Despite Xerox's shares trading at a multiple that is below the average for IT Hardware companies, the firm expects continued earnings pressure due to a slower recovery from disruptions earlier in the year.

The analyst from JPMorgan highlighted that Xerox's Project Reinvention, intended to protect margins, has not yet resulted in the expected margin improvement.

The company's shares are trading at 6.0x next-12-months earnings per share (EPS), which is lower than its historical range. However, the persistent earnings headwinds have led to the anticipation of further challenges in the upcoming earnings report.

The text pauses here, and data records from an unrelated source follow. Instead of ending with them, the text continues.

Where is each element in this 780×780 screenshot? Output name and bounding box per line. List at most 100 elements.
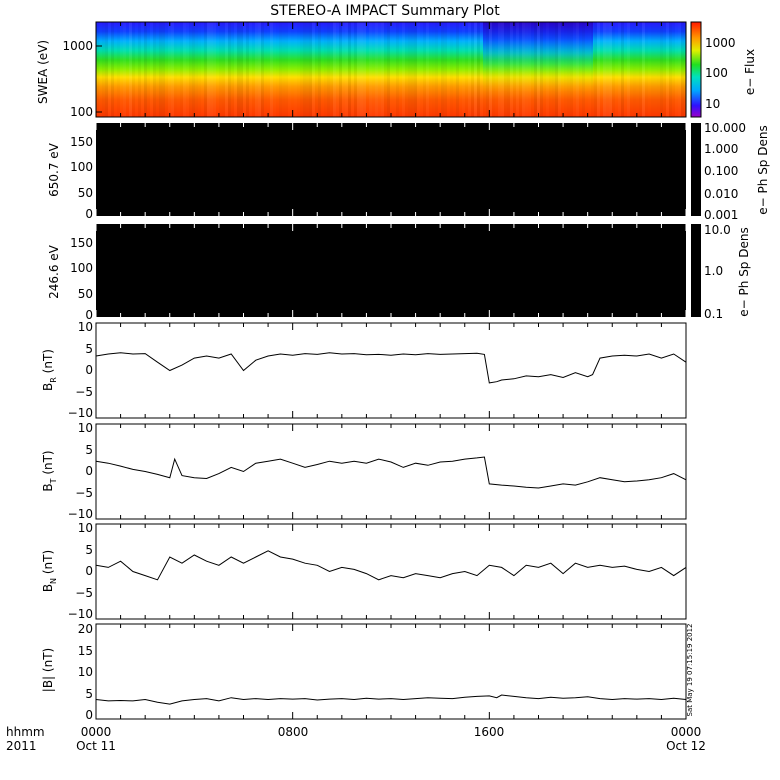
swea-texture-stripe <box>582 22 585 117</box>
swea-texture-stripe <box>276 22 279 117</box>
swea-texture-stripe <box>681 22 684 117</box>
swea-texture-stripe <box>192 22 195 117</box>
pad650-ytick-100: 100 <box>70 160 93 174</box>
swea-texture-stripe <box>255 22 258 117</box>
swea-cb-tick-100: 100 <box>705 66 728 80</box>
br-ylabel-sub: R <box>49 377 58 383</box>
swea-cb-tick-1000: 1000 <box>705 36 736 50</box>
swea-texture-stripe <box>219 22 222 117</box>
pad246-colorbar <box>691 224 701 317</box>
swea-texture-stripe <box>225 22 228 117</box>
x-axis-label-top: hhmm <box>6 725 45 739</box>
bn-ytick-10: 10 <box>78 521 93 535</box>
swea-texture-stripe <box>213 22 216 117</box>
swea-texture-stripe <box>621 22 624 117</box>
swea-texture-stripe <box>606 22 609 117</box>
swea-texture-stripe <box>204 22 207 117</box>
panel-br: 10 5 0 −5 −10 BR (nT) <box>41 320 687 420</box>
swea-texture-stripe <box>345 22 348 117</box>
swea-texture-stripe <box>597 22 600 117</box>
swea-texture-stripe <box>651 22 654 117</box>
swea-texture-stripe <box>543 22 546 117</box>
swea-texture-stripe <box>267 22 270 117</box>
swea-texture-stripe <box>360 22 363 117</box>
swea-texture-stripe <box>102 22 105 117</box>
swea-texture-stripe <box>594 22 597 117</box>
swea-texture-stripe <box>576 22 579 117</box>
swea-texture-stripe <box>528 22 531 117</box>
swea-texture-stripe <box>438 22 441 117</box>
swea-texture-stripe <box>285 22 288 117</box>
swea-texture-stripe <box>498 22 501 117</box>
pad246-cb-tick-1: 1.0 <box>704 264 723 278</box>
swea-texture-stripe <box>618 22 621 117</box>
swea-texture-stripe <box>459 22 462 117</box>
swea-texture-stripe <box>114 22 117 117</box>
bn-ylabel-main: B <box>41 584 55 592</box>
pad650-ylabel: 650.7 eV <box>47 142 61 197</box>
pad650-cb-tick-0001: 0.001 <box>704 208 738 222</box>
bt-ytick-0: 0 <box>85 464 93 478</box>
swea-texture-stripe <box>312 22 315 117</box>
bn-ylabel: BN (nT) <box>41 550 58 592</box>
swea-flux-dip <box>483 22 593 92</box>
bn-ytick-5: 5 <box>85 543 93 557</box>
bn-ylabel-unit: (nT) <box>41 550 55 578</box>
swea-texture-stripe <box>381 22 384 117</box>
swea-texture-stripe <box>432 22 435 117</box>
br-ytick-5: 5 <box>85 342 93 356</box>
swea-texture-stripe <box>138 22 141 117</box>
swea-texture-stripe <box>408 22 411 117</box>
swea-texture-stripe <box>234 22 237 117</box>
swea-texture-stripe <box>519 22 522 117</box>
swea-texture-stripe <box>168 22 171 117</box>
swea-texture-stripe <box>435 22 438 117</box>
swea-texture-stripe <box>141 22 144 117</box>
trace-bmag <box>95 694 687 705</box>
swea-texture-stripe <box>483 22 486 117</box>
swea-texture-stripe <box>111 22 114 117</box>
trace-br <box>95 352 687 384</box>
swea-texture-stripe <box>447 22 450 117</box>
swea-texture-stripe <box>171 22 174 117</box>
swea-texture-stripe <box>222 22 225 117</box>
swea-texture-stripe <box>675 22 678 117</box>
swea-texture-stripe <box>654 22 657 117</box>
br-ytick-m5: −5 <box>75 385 93 399</box>
swea-texture-stripe <box>201 22 204 117</box>
swea-texture-stripe <box>231 22 234 117</box>
bt-ylabel-unit: (nT) <box>41 450 55 478</box>
swea-texture-stripe <box>669 22 672 117</box>
swea-texture-stripe <box>510 22 513 117</box>
swea-texture-stripe <box>645 22 648 117</box>
swea-texture-stripe <box>420 22 423 117</box>
swea-texture-stripe <box>135 22 138 117</box>
plot-timestamp: Sat May 19 07:15:19 2012 <box>686 623 694 716</box>
swea-texture-stripe <box>252 22 255 117</box>
trace-bn <box>95 550 687 581</box>
swea-texture-stripe <box>207 22 210 117</box>
swea-texture-stripe <box>513 22 516 117</box>
pad246-ylabel: 246.6 eV <box>47 244 61 299</box>
swea-texture-stripe <box>549 22 552 117</box>
swea-texture-stripe <box>120 22 123 117</box>
swea-texture-stripe <box>573 22 576 117</box>
x-tick-marks <box>95 22 687 719</box>
br-ytick-10: 10 <box>78 320 93 334</box>
swea-texture-stripe <box>456 22 459 117</box>
swea-texture-stripe <box>411 22 414 117</box>
swea-texture-stripe <box>678 22 681 117</box>
swea-texture-stripe <box>282 22 285 117</box>
swea-ytick-1000: 1000 <box>62 39 93 53</box>
swea-texture-stripe <box>540 22 543 117</box>
swea-texture-stripe <box>354 22 357 117</box>
swea-texture-stripe <box>216 22 219 117</box>
swea-texture-stripe <box>327 22 330 117</box>
swea-texture-stripe <box>570 22 573 117</box>
swea-texture-stripe <box>210 22 213 117</box>
bmag-ytick-15: 15 <box>78 644 93 658</box>
bt-ylabel: BT (nT) <box>41 450 58 491</box>
swea-texture-stripe <box>144 22 147 117</box>
br-ylabel-main: B <box>41 383 55 391</box>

JPMorgan forecasts a year-over-year revenue decline for Xerox in the third quarter of 2024, estimating a decrease of 3% to $1.6 billion, which falls short of the consensus of $1.64 billion. The projected EPS of $0.44 also misses the consensus estimate of $0.54. This lower revenue is expected to result in operating margins that are below initial expectations, at 6.6% versus the consensus of 7.4%.

For the fourth quarter, the firm anticipates a year-over-year revenue decline, contributing to a full-year revenue decrease of 6.6%. This is a downward revision from prior guidance, which forecasted a 5% to 6% drop. Consequently, the operating margin outlook for the full year has also been lowered to 6.1% from the previously expected 6.5%.

In light of these revised estimates, JPMorgan has set a new December 2025 price target for Xerox at $11, down from the previous target of $13, while reiterating the Underweight rating.

The analysis suggests that Xerox could potentially shift investor sentiment with growth in Digital & IT Services, especially following the acquisition of ITsavvy, but this would require stabilization in its core print business to boost investor confidence in sustained growth.